Benefits of Cooperation under the Umbrella of the Bonn Alliance
- Transdisciplinary synergies
- New networks for knowledge sharing, research cooperation, and dissemination of research results
- Access to experts to run joint research projects and to extend the academic programme
- Bringing together multiple perspectives from social and physical sciences to answer questions about the ways that technology, physical environment, and economy affect migration
- Joint activities increase visibility and thus impact.
Survey Outcomes
All Bonn Alliance partner institutions have participated in the research mapping between May and July 2020. Over 20 experts offered insights into their own, their department’s or institute’s study programs, short-term training programs, and research activities in the field of mobility and migration. The latter is displayed as a portfolio of topic and expertise as well as a detailed project list.

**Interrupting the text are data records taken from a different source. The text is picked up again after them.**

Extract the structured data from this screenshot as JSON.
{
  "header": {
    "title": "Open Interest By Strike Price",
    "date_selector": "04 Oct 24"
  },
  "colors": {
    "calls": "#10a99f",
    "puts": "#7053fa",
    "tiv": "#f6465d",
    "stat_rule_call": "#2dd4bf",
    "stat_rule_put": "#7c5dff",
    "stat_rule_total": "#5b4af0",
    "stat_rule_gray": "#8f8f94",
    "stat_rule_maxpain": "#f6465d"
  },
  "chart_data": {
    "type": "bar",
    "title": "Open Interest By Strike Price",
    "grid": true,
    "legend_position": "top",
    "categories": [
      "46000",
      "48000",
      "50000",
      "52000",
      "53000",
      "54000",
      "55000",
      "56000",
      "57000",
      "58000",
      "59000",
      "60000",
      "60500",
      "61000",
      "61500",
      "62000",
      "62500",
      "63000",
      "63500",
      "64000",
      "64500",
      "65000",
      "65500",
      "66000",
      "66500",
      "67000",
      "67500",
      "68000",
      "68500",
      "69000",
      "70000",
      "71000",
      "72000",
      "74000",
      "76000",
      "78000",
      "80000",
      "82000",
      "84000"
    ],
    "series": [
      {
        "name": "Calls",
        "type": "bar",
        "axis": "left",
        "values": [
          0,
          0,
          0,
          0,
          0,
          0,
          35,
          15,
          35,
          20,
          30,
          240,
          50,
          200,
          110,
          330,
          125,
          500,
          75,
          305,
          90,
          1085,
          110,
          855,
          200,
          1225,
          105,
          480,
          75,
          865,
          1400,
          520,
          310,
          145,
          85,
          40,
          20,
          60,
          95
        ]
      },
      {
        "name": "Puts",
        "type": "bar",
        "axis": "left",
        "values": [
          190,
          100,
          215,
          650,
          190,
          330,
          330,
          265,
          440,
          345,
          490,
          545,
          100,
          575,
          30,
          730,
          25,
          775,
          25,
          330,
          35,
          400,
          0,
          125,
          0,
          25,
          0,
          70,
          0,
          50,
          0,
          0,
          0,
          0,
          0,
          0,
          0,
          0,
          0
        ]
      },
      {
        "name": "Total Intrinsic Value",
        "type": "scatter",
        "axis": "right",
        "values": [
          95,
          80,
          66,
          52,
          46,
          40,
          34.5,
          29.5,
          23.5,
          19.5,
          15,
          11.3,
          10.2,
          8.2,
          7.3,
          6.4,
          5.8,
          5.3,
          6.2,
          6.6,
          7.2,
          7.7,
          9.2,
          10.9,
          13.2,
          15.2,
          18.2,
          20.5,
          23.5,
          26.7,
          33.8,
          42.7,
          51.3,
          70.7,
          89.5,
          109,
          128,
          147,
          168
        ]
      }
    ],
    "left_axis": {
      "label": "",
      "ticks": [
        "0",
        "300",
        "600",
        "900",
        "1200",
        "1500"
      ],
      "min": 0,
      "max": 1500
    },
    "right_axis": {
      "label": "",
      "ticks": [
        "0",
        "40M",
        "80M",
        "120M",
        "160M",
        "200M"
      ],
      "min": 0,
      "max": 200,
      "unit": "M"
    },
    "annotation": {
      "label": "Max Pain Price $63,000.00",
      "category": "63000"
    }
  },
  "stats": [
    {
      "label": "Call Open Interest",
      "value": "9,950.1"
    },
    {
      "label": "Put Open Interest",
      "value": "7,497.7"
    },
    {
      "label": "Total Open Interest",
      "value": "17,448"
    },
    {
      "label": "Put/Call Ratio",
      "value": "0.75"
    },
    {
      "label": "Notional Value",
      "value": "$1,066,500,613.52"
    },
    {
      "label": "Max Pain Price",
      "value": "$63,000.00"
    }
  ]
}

It is noteworthy that apart from the usual short-term research projects which often occur in areas depending on third party funding, there are as many long-term research programs and even more established areas of research. This is especially important to tackle complex questions of mobility and migration, and to be able to deal with issues with a certain complexity in time and space which hardly fits into the duration of a project box.
Study Programs:
Study programs related to mobility and migration are concentrated at the three universities which are part of the Bonn Alliance, namely the Hochschule Bonn-Rhein-Sieg, University of Applied Sciences (H-BRS), the United Nations University with its Institute for Environment and Human Security (UNU-EHS), as well as the University of Bonn. Most courses are for graduate and post-graduate students (PhD candidates). Especially noteworthy is the joint master programme between the University of Bonn and UNU-EHS, enabling students to combine the interdisciplinary research and theory perspective with concrete practice and implementation.
H-BRS:
- BA study program Sustainable Social Policy
UNU-EHS:
- Joint Master ‘Geography of Environmental Risks and Human Security’ with the University of Bonn; teaching migration
University of Bonn:
BA and MA courses in Spatial Development and Mobility, and Transport and Infrastructure Planning
- DFG Research Training Group Archaeology of Premodern Economies for PhD students and PostDocs
- Collaborative Research Center Power and Rule
- Cluster of Excellence Dependency Studies
- Bonn Center for Dependency and Slavery Studies with MA and PhD programs
- Heinz Heinen Kolleg for Advanced Studies, part of the Cluster of Excellence “Beyond Slavery and Freedom. Asymmetric Dependencies in Pre-modern Societies“ funded by the German Excellence Strategy, with postdoctoral fellowships
Short-Term Training Programs and Capacity Building
In addition to the study programs which mostly aim at undergrads, grad students and post-grad students, the Bonn Alliance partners offer short-term training and capacity building measurements.
BICC:
- Capacity development of local research assistants in our study regions within some of BICC´s projects
IDOS:
- Research teams in the context of postgraduate programme, e.g. on global-local policy translation and digitalization and displacement
UNU-EHS:
- Teaching migration in the summer programme of the MA Global Health Risk Management & Hygiene Policies at the University of Bonn/ UK
Research
Research on mobility and migration deals with complex cases involving people, politics, and places; it deals with multiple stakeholders from local communities to global politics, and with various spatial dimensions from microlevel such as households in a village to the macrolevel such as as changing climate which does not know country borders. As such, it requires knowledge and skills in many fields, such as country-specific knowledge (e.g. cultural, political, economic systems), context-fitting methods and their underlying methodology, as well as knowledge on the state of the art and current events. The Bonn Alliance for Sustainability Research brings together diverse and interlinked expertise which is needed to cover such a complex field of research.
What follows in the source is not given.